À la suite d’une attaque terroriste d’une rare violence perpétrée contre le quartier général de Lusinga, l’Alerte Congolaise pour l’Environnement et les Droits de l’Homme (ACEDH) tire la sonnette d’alarme. L’organisation exige l’ouverture immédiate d’enquêtes et l’organisation d’un procès exemplaire pour mettre fin à l’impunité qui gangrène la protection de la biodiversité en République Démocratique du Congo.

Un bilan humain et matériel lourd

Dans la nuit du 3 mars 2026, le Parc National de l’Upemba a été le théâtre d’une agression sauvage. Des hommes armés non encore identifiés ont pris d’assaut le Quartier Général, laissant derrière eux un paysage de désolation : sept agents abattus, des disparus et le pillage systématique des équipements du parc.

Parmi les victimes, l’ACEDH a identifié des cadres et des agents dévoués, dont Subira Bonhomme (chargé de programme), le Dr Ruth Osodu (vétérinaire) et les écogardes Jean Claude Tchimanga Shambuyi et Benjamin Kilolo Beya. « Ce sont de véritables défenseurs de la nature tués du fait de leur travail dont l’humanité tout entière a besoin », martèle l’organisation dans sa note de plaidoyer datée du 5 mars 2026.

Une impunité persistante dénoncée

Cette tragédie n’est malheureusement pas un cas isolé. L’ACEDH rappelle qu’au cours des deux dernières décennies, plus de 200 agents de conservation ont perdu la vie dans les différentes aires protégées de la RDC (Virunga, Kahuzi-Biega, RFO, etc.) sans que des enquêtes sérieuses ou des procès n’aboutissent.

L’organisation souligne une contradiction majeure : alors que la RDC ambitionne d’être un « pays solution » face à la crise climatique, ceux qui sont en première ligne pour protéger ce patrimoine mondial travaillent au péril de leur vie, sans protection juridique ou sécuritaire adaptée.

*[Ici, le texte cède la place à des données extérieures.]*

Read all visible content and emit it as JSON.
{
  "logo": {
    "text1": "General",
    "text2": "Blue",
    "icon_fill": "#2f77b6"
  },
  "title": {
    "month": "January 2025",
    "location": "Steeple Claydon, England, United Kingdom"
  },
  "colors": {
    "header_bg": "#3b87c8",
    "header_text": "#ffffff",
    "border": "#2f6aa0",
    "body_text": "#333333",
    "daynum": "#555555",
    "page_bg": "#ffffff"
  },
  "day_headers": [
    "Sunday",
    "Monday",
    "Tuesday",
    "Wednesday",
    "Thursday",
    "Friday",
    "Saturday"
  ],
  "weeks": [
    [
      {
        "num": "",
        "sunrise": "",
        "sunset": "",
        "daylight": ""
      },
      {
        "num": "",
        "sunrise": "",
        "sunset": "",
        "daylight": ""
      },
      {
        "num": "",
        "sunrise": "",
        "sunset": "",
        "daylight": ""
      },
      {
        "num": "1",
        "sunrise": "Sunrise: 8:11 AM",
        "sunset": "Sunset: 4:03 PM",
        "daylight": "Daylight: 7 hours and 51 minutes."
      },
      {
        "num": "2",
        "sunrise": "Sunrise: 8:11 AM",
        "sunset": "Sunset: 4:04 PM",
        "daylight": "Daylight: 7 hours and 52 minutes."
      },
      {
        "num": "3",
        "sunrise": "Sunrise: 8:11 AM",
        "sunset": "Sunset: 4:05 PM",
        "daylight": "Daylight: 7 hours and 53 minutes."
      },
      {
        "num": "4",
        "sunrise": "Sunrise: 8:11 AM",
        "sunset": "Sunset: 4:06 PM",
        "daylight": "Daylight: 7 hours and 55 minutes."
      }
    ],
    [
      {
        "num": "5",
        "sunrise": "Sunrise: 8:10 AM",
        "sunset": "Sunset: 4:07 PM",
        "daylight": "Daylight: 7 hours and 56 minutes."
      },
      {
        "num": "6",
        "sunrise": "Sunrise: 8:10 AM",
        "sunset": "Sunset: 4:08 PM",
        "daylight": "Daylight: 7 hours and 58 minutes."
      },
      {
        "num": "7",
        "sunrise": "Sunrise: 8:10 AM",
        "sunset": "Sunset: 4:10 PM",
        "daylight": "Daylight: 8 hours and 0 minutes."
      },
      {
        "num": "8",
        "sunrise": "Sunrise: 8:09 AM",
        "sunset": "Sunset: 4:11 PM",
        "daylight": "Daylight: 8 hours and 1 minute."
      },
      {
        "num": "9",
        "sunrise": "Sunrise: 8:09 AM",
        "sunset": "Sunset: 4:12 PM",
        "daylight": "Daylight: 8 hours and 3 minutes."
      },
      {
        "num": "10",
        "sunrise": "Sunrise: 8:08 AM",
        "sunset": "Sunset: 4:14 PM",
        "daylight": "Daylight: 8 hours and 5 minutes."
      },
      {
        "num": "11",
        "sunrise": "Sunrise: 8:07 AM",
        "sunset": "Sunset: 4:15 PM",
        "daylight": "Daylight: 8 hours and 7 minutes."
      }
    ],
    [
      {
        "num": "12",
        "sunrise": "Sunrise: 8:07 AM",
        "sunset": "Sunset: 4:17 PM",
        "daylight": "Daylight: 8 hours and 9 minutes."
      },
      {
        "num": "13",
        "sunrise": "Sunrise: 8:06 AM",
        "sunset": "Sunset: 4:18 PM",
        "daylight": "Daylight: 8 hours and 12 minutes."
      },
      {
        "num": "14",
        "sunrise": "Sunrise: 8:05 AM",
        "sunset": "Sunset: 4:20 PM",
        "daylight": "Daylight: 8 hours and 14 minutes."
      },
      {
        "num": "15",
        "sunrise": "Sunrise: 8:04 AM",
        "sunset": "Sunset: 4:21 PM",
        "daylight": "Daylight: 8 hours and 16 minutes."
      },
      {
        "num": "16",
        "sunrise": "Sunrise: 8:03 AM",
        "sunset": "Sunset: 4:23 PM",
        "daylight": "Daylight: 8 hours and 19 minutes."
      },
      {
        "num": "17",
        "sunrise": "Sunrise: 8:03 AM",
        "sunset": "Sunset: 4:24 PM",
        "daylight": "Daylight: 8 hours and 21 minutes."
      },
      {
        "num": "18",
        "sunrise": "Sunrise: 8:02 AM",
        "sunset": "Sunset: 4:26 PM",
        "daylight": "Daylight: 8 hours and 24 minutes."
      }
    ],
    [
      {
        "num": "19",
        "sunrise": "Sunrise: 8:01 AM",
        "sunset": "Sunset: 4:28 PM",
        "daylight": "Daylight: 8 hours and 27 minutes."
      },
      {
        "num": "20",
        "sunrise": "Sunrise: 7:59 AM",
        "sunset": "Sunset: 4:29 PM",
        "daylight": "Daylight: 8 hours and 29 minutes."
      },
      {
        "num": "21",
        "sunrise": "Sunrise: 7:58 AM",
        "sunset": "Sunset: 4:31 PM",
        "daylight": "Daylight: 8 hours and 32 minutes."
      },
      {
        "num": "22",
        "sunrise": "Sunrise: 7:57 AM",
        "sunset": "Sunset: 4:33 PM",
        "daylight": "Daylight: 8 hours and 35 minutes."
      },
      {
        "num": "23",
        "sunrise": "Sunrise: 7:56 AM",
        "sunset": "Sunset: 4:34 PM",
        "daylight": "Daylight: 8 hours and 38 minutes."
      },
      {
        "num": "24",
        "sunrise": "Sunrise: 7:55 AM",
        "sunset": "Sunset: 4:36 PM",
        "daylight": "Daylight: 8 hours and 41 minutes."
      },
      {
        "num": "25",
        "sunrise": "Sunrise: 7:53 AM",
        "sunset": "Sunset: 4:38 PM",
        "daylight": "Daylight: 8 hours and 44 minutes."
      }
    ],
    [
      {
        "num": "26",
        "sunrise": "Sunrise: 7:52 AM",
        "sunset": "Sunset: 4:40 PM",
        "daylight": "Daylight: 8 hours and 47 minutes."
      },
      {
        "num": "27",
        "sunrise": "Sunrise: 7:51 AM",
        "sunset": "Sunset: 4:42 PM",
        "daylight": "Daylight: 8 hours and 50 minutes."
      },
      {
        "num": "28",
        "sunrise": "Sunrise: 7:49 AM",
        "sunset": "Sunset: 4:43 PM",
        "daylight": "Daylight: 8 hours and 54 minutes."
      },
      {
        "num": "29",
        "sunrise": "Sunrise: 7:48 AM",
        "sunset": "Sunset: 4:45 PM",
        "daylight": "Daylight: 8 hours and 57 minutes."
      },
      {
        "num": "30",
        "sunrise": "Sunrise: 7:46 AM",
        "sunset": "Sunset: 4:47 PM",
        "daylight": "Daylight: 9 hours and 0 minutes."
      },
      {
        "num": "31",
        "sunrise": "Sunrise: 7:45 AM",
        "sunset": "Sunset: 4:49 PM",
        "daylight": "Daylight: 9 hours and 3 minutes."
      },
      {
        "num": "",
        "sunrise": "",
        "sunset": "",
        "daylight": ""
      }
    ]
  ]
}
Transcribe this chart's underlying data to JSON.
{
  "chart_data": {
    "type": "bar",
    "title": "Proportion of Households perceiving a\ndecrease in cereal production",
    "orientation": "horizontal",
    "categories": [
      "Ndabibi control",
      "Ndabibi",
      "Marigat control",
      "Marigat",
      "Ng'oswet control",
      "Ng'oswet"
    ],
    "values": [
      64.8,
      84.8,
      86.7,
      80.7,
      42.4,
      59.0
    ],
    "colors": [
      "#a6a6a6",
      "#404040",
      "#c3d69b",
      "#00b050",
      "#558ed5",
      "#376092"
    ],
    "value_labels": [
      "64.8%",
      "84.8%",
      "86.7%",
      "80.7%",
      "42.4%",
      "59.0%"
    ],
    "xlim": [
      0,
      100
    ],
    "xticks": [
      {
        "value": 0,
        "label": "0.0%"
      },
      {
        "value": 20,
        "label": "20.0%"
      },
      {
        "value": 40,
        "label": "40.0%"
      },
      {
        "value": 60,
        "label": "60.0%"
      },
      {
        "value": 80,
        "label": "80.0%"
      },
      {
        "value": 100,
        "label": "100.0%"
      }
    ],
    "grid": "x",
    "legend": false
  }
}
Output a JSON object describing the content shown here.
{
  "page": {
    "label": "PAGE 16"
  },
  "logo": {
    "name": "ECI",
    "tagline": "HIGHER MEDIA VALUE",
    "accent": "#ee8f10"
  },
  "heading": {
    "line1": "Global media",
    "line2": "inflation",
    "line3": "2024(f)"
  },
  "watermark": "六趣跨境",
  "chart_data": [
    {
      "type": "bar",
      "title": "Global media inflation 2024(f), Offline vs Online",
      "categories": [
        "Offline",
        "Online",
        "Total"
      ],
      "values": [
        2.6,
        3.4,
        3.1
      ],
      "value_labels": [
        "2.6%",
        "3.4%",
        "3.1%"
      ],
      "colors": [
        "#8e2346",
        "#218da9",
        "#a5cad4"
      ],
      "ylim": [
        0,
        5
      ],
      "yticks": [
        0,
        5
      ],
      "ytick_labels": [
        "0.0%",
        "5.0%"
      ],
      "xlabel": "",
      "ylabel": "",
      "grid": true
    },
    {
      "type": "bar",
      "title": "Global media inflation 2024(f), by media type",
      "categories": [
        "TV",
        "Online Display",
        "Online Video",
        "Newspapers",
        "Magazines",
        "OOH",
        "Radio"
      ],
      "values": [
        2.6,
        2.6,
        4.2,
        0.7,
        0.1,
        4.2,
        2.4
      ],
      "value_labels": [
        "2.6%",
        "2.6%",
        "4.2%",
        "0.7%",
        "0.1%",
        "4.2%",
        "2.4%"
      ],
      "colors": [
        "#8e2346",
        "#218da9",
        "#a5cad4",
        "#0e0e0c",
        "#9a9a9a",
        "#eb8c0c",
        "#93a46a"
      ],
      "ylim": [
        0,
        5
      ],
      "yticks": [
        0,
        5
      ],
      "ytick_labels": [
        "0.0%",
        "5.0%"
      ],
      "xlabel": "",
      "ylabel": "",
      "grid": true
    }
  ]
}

L’exigence d’une réponse institutionnelle ferme

Face à la gravité des faits, l’ACEDH, par la voix de son Secrétariat Exécutif, interpelle directement le Vice-Premier Ministre de la Défense et l’Auditeur Général des FARDC. Elle formule plusieurs demandes urgentes :

  • L’ouverture d’enquêtes indépendantes et transparentes pour identifier et arrêter les auteurs et complices.
  • L’organisation d’un procès public et équitable afin de rendre justice aux familles des victimes.
  • Une réforme des politiques de protection incluant l’usage de nouvelles technologies et le déploiement effectif des brigades du CorPPN dans les aires protégées.

Pour l’ACEDH, l’absence de réaction judiciaire forte ne ferait qu’encourager la répétition de ces actes criminels. L’heure est désormais à l’action pour que le sacrifice de ces défenseurs de l’environnement ne soit pas vain et que la loi sur la conservation de la nature soit enfin respectée.